Sebelum mengambil jumlah keuntungan, usaha mudharabah harus dikonversi ke dalam mata uang, dan modalnya disisihkan. • Dalam usaha tersebut, harus ada kejelasan posisi antara modal yang akan dikembalikan secara utuh dan keuntungan yang akan dibagi • Mudharib hanya bertanggung jawab atas sejumlah modal yang telah diinvestasikan dalam usaha. Komitmen apapun memerlukan persetujuan investor ( shahib al – maal ). • Mudharib berhak memotong biaya yang berkaitan dengan usaha yang diambil dari modal mudharabah. • Jika melanggar syarat akad, ia akan bertanggung jawab terhadap kerugian atau biaya yang diakibatkan oleh pelanggaran. • Berakhirnya akad Mudharabah • Akad mudharabah berakhir apabila:
Masing – masing pihak menyatakan akad tersebut batal, atau pekerja dilarang bertindak hukum, atau pemilik modal menarik modalnya. • Salah seorang yang berakad gila. • Modal habis di tangan pemilik, sebelum dikelola oleh pekerja. • Salah seorang yang berakad meninggal dunia. Aplikasi Mudharabah dalam Perbankan Syari’ah Akad Mudharabah dalam perbankan syari’ah diterapkan pada roduk – produk penghimpunan dana dan pembiayaan. Pada produk penghimpunan dana pembiayaan. Pada produk penghimpunan dana mudharabah diterapkan pada: • Tabungan berjangka ( deposito biasa ); pada produk ini bank bertindak sebagai pengelola dana ( mudharib ) dan nasabah atau penabung sebagai shahib al – maal. Kedua belah pihak sepakat bahwa dana tabungan milik nasabah dikelola oleh pihak perbankan tanpa ada persyaratan tertentu tentang jenis usahanya
Bank bebas menggunakan dana tersebut untuk berbagai jenis usaha. Jika dalam pengelolaannya bank mendapatkan keuntungan, nasabah penabung akan mendapatkan bagi hasil sesuai dengan kesepakatan. • Tabungan khusus atau deposito khusus ( special investment ); pada produk ini dana yang ditabung oleh nasabah atau penabung digunakan untuk jenis bisnis tertentu oleh pihak perbankan sesuai kesepakatan keduanya. Berbeda dengan deposito mudharabah biasa, jenis deposito ini mengharuskan perbankan syari’ah mengelola dana dengan jenis , usaha yang sesuai dengan jenis usaha yang sesuai dengan kesepakatan nasabah penabung. • Sementara mudharabah sebagai sebuah produk yang bersifat pengerahan dana diterapkan secara khusus bagi para nasabah yang membutuhkan modal untuk sebuah usaha. Aplikasinya dalam perbankan syari’ah digolongkan menjadi dua yaitu : • Pembiayaan Modal Kerja. Hal ini dimaksudkan bank dapat memberikan modal kepada nasabahnya yang menghendaki usaha. Dalam hal ini, bank memberikan kebebasan kepada pengusaha untuk melakukan berbagai jenis usaha yang diinginkan. Seperti perdagangan atau bisnis jasa.

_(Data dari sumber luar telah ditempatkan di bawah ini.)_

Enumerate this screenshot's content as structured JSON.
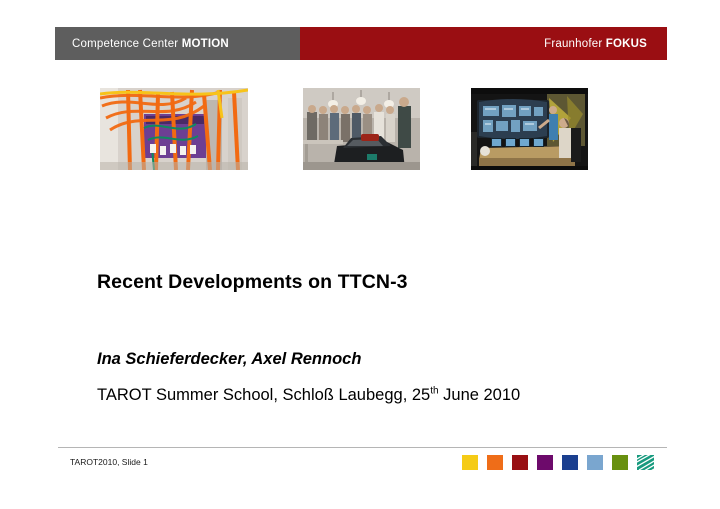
{
  "header": {
    "left_prefix": "Competence Center ",
    "left_bold": "MOTION",
    "right_prefix": "Fraunhofer ",
    "right_bold": "FOKUS",
    "left_bg": "#5e5e5e",
    "right_bg": "#9a0e12"
  },
  "photos": [
    {
      "name": "fiber-optic-cabling-photo",
      "alt": "Orange fiber-optic cables in a telecom rack"
    },
    {
      "name": "vehicle-demonstration-photo",
      "alt": "Group of people around a car in a lab"
    },
    {
      "name": "control-room-photo",
      "alt": "Operators at a control room with a large curved screen"
    }
  ],
  "slide": {
    "title": "Recent Developments on TTCN-3",
    "authors": "Ina Schieferdecker, Axel Rennoch",
    "venue_before": "TAROT Summer School, Schloß Laubegg, 25",
    "venue_superscript": "th",
    "venue_after": " June 2010"
  },
  "footer": {
    "note": "TAROT2010, Slide 1",
    "swatches": [
      {
        "name": "swatch-yellow",
        "color": "#f5cb16"
      },
      {
        "name": "swatch-orange",
        "color": "#ef6d18"
      },
      {
        "name": "swatch-dark-red",
        "color": "#990f13"
      },
      {
        "name": "swatch-purple",
        "color": "#6d0a6b"
      },
      {
        "name": "swatch-dark-blue",
        "color": "#1b3f8f"
      },
      {
        "name": "swatch-light-blue",
        "color": "#7aa6cf"
      },
      {
        "name": "swatch-olive-green",
        "color": "#68900f"
      }
    ],
    "logo_color": "#179a7e"
  }
}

Investasi Khusus. Adalah pemberian modal dari bank yang berasal dari sumber dana khusus dengan penyaluran pada jenis usaha tertentu dan dengan syarat – syarat yang telah ditentukanoleh pihak bank.

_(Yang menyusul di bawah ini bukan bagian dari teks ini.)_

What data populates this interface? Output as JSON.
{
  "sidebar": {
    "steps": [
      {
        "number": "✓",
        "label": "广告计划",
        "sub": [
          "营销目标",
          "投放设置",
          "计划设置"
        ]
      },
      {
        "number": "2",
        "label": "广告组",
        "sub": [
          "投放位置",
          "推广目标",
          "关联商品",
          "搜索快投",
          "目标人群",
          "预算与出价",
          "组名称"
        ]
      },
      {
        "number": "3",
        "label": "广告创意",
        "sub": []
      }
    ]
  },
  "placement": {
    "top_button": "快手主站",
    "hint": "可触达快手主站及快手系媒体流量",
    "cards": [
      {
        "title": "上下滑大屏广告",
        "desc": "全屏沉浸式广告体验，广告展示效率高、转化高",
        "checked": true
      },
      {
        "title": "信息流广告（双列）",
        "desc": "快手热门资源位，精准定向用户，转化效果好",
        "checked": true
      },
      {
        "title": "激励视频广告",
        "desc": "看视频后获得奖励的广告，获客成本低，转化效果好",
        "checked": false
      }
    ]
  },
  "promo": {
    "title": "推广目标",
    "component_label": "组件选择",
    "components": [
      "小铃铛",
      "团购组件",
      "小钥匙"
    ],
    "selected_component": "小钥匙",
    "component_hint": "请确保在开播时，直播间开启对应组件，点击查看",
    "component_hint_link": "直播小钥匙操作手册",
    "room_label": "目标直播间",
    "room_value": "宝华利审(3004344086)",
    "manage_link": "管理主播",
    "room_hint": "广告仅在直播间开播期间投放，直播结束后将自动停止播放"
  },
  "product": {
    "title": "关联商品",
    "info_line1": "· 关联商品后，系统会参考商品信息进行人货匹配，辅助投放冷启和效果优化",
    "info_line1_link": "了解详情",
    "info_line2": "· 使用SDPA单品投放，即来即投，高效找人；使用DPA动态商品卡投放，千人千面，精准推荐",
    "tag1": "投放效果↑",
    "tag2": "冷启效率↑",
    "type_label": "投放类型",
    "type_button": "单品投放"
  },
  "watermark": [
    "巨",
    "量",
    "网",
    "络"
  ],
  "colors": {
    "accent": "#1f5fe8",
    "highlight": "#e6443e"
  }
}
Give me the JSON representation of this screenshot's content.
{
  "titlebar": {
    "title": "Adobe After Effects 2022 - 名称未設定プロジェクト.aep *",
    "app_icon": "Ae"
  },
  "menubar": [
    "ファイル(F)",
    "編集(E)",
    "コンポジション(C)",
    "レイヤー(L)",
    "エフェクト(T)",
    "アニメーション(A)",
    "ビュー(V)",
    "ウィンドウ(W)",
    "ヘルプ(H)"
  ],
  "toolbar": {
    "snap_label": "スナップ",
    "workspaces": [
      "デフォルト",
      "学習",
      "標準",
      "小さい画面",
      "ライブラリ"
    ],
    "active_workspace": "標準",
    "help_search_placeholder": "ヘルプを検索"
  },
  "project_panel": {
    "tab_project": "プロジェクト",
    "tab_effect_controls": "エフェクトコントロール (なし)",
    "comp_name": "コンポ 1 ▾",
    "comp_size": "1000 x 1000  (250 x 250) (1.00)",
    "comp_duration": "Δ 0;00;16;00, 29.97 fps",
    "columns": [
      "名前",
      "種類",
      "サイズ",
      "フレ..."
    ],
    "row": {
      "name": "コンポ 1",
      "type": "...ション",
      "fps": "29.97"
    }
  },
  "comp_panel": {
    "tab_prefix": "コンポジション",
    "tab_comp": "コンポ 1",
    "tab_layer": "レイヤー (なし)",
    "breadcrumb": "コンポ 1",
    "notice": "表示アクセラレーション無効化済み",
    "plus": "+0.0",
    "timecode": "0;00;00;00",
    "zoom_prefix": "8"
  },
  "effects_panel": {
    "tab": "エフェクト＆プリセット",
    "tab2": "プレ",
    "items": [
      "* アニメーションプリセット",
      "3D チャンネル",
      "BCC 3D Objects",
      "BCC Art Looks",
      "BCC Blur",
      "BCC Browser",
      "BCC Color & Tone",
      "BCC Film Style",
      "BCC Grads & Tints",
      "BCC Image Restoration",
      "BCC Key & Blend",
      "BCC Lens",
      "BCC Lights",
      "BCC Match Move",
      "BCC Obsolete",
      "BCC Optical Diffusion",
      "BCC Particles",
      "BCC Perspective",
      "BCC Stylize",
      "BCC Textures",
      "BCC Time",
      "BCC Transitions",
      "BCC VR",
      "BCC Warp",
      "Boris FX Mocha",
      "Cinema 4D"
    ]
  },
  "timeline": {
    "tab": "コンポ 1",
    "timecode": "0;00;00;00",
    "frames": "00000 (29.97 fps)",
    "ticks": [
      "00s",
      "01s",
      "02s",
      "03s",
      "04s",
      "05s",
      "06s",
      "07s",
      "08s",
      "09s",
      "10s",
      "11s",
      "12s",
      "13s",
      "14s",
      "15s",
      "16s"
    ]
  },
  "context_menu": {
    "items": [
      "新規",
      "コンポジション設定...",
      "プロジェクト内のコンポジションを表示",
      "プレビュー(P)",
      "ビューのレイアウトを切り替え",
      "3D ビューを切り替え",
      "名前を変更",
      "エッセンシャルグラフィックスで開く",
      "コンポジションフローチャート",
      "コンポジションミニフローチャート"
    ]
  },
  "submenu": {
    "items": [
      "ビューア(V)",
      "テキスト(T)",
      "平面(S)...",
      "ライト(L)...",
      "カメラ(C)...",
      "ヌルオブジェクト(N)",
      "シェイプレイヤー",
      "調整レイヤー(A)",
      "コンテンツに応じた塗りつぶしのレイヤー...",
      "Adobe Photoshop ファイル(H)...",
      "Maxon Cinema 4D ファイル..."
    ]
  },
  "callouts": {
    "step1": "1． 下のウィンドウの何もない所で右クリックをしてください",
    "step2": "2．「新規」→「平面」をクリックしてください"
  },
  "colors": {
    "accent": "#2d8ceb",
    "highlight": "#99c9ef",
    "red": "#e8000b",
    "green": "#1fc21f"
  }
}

Referensi : Bank Syariah dari Teori ke Praktek, Muhammad Syafi’I Antonio, cetakan kesembilan tahun 2005 M, Gema Insani Press. Himpunan Fatwa Dewan Syari’ah Nasional MUI, edisi revisi tahun 2006 M, cetakan ketiga tahun 1427 H. Fiqhu an-Nawaazil –Qadhaya Fiqhiyah al-Mu’asharah-, DR. Bakr bin ABdillah abu Zaid, cetakan pertama tahun 1416 H, Muassasah ar-Risalah. Ghazali ,Prof.Dr.H.Abdulrahman,2008,FiqhMuamalat,Jakarta:Kencana BANK ISLAM “ Analisis Fiqih dan Keuangan” :Ir. Adiwarman Karim, S.E.,M.B.A., M.A.E.P.